🚨 Always return Cache objects in modelings (to align with generate) #39765

manueldeprada · 2025-07-29T19:21:40Z

This PR removes reliance on Cache.from_legacy_cache(past_key_values) for initializing None past_key_values, replacing it with explicit cache initialization. The previous approach also set return_legacy_cache=True, unintentionally returning legacy tuples and masking other issues.

This change is necessary to support the upcoming deprecation of from_legacy_cache in v4.58.

Note: This update revealed an issue in pipelines, where loader_batch_item expects legacy tuples when iterating over ModelOutputs. It failed when encountering Cache objects.

HuggingFaceDocBuilderDev · 2025-07-29T19:34:59Z

The docs for this PR live here. All of your documentation changes will be reflected on that endpoint.
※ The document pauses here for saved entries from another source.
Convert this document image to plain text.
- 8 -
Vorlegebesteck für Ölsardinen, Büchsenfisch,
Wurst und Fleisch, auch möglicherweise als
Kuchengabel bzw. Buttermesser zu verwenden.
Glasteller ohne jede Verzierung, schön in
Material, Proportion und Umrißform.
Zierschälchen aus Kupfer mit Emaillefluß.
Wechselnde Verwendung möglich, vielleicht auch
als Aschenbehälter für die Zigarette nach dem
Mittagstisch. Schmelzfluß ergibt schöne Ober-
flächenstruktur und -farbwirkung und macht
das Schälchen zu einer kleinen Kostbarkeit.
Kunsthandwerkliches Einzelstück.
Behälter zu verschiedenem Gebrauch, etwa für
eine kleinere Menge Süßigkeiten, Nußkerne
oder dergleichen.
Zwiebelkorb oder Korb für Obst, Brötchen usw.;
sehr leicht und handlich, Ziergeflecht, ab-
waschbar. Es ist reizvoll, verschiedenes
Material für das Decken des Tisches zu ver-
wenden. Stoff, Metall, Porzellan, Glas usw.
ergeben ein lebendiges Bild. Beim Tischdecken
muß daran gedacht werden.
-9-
The docs are available until 30 days after the last update.

gante

LGTM! thank you for working on it

Cyrilvallez

Hey, sorry for the delay on this! Thanks a lot, happy to start cleaning up everything to finally drop the legacy format soon! This needs a rebase to fix the conflict though! And for EncoderDecoderCache, let's not provide default values to the init, let's instantiate with 2 DynamicCache in the models instead (see the 2 PR I linked!)

src/transformers/models/biogpt/modeling_biogpt.py

src/transformers/cache_utils.py

…om_legacy-init

Cyrilvallez

Perfect, thanks a lot! Looks like you just need to run make fix-copies for Flaubert (probably only the docstrings change) to make CI happy.
If not consistent anymore based on real change, then you can just break the copy!
Feel free to merge once it's done and CI is happy!

…om_legacy-init

gante · 2025-08-14T13:52:14Z

@manueldeprada @Cyrilvallez sorry to potentially add one more task here :D Should we update all DynamicCache() added in this PR to DynamicCache(config=self.config), following the pattern introduced in #40039 ?
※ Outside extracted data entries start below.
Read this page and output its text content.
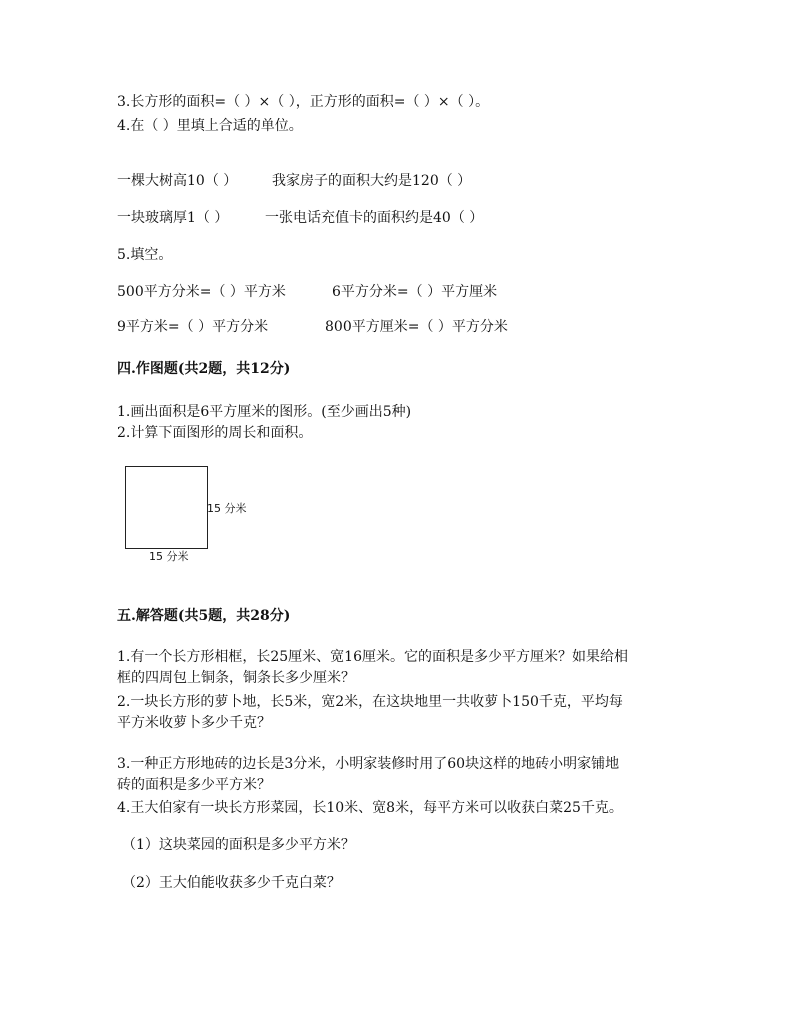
3.长方形的面积=（ ）×（ ），正方形的面积=（ ）×（ ）。
4.在（ ）里填上合适的单位。
一棵大树高10（ ） 我家房子的面积大约是120（ ）
一块玻璃厚1（ ）	一张电话充值卡的面积约是40（ ）
5.填空。
500平方分米=（ ）平方米	6平方分米=（ ）平方厘米
9平方米=（ ）平方分米	800平方厘米=（ ）平方分米
四.作图题(共2题，共12分)
1.画出面积是6平方厘米的图形。(至少画出5种)
2.计算下面图形的周长和面积。
15 分米
15 分米
五.解答题(共5题，共28分)
1.有一个长方形相框，长25厘米、宽16厘米。它的面积是多少平方厘米？如果给相
框的四周包上铜条，铜条长多少厘米？
2.一块长方形的萝卜地，长5米，宽2米，在这块地里一共收萝卜150千克，平均每
平方米收萝卜多少千克？
3.一种正方形地砖的边长是3分米，小明家装修时用了60块这样的地砖小明家铺地
砖的面积是多少平方米？
4.王大伯家有一块长方形菜园，长10米、宽8米，每平方米可以收获白菜25千克。
（1）这块菜园的面积是多少平方米？
（2）王大伯能收获多少千克白菜？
manueldeprada · 2025-08-15T10:12:11Z

tests/utils/test_cache_utils.py

@@ -1197,6 +1197,28 @@ def test_dynamic_cache(self):
            "DynamicCache Scenario 2 layer 1 failed",
        )

+    def test_dynamic_cache_batch_select_indices(self):


This additional test does not hurt, since batch_select_indices was never tested

src/transformers/pipelines/pt_utils.py

src/transformers/cache_utils.py

Cyrilvallez

Alright, thanks for reverting previous changes.
We just need to remove the kwarg in all the initialization of EncoderDecoderCache to simplify our lives with #40008.
Also, I just checked generate, and we actually return Cache format all the time, even when kv are provided as tuple. So, I think it makes sense to do the same here, and always return a Cache, whatever the input, not only half the time. So we can drop return_legacy_cache in all modeling, and never go back to legacy format 🤗

examples/modular-transformers/modeling_dummy_bert.py

src/transformers/pipelines/pt_utils.py

tests/generation/test_utils.py

tests/trainer/test_trainer.py

…om_legacy-init

github-actions · 2025-08-18T11:11:06Z

[For maintainers] Suggested jobs to run (before merge)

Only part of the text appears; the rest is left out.